22 - RINDU PAPA

45 5 0
                                    

Mata mereka saling memandang, gema menatap laki-laki itu dengan pandangan tajam, ia seakan menunjukan betapa benci dirinya pada laki-laki itu, laki-laki yang masih berdiri di ambang pintu rumahnya, laki-laki itu masih memakai jas dan dasi berwarna abu-abu.

"Tumben kamu kesini ? Ada apa ?" Tanya nya kini ia masuk kedalam rumah seraya melepas jas nya.

"Mau ketemu mama." Jawab gema dingin.

"Gema ? Kamu udah lama nak ?" Ucap wita yang tiba-tiba muncul dari arah tangga.

"Lumayan."

"Mas kamu baru pulang ? Yaampun Yaudah kamu mandi dulu gih sana.." kini wita mengalihkan pandangannya, ia memegang bahu suami nya yang terlihat lelah sore itu, mungkin kerjaan di kantor cukup banyak hari ini.

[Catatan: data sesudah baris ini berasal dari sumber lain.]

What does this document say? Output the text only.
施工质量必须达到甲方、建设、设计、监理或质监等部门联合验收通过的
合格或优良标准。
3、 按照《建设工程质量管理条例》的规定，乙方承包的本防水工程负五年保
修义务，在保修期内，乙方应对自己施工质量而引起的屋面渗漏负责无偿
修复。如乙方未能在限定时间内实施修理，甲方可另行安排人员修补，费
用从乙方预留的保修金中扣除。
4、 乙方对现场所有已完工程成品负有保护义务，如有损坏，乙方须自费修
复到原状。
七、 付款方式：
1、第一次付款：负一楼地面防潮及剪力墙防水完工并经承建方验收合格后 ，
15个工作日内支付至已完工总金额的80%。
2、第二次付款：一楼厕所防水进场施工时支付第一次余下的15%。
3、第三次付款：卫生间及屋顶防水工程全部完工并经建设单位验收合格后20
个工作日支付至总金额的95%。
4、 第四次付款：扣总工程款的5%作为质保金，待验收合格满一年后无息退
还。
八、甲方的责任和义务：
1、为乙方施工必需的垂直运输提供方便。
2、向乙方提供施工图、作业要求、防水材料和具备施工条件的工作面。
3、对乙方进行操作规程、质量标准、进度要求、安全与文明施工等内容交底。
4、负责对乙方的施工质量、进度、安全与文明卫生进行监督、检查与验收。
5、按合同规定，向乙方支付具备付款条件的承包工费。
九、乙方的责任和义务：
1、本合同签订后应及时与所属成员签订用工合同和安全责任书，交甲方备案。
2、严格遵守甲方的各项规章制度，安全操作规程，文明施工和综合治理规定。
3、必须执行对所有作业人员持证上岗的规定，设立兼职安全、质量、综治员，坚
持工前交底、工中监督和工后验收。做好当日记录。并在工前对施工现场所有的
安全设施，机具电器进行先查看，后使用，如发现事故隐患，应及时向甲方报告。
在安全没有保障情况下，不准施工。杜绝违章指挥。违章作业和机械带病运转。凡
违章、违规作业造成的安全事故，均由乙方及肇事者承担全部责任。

"Iya sayang, Yaudah aku mandi dulu ya." Wisnu tersenyum tulus pada wita. "Gema, papa tinggal—

"Om! Papa saya sudah meninggal." Ralat gema memotong ucapan Wisnu yang belum selesai. Mendengar ucapan anak tirinya itu Wisnu hanya menghela nafas kasar, mencoba untuk selalu sabar jika berhadapan dengan gema.

"Yasudah kalo gitu aku masuk dulu ya, kamu ngobrol sama gema" ucap wisnu lembut pada wita, dan di jawab anggukan oleh wita. Setelah itu ia berlalu menuju kamar nya untuk membersihkan tubuh nya yang terasa sangat lelah hari itu.

"Ada apa kamu cari mama Gem ?" Tanya wita seraya duduk di sofa nya, begitu juga dengan gema.

"Gak usah sok bodoh!" Ucap gema memiringkan senyum nya

"Gema bisa sopan sedikit kamu jadi anak ? Ini mama yang kamu ajak ngomong bukan musuh kamu!"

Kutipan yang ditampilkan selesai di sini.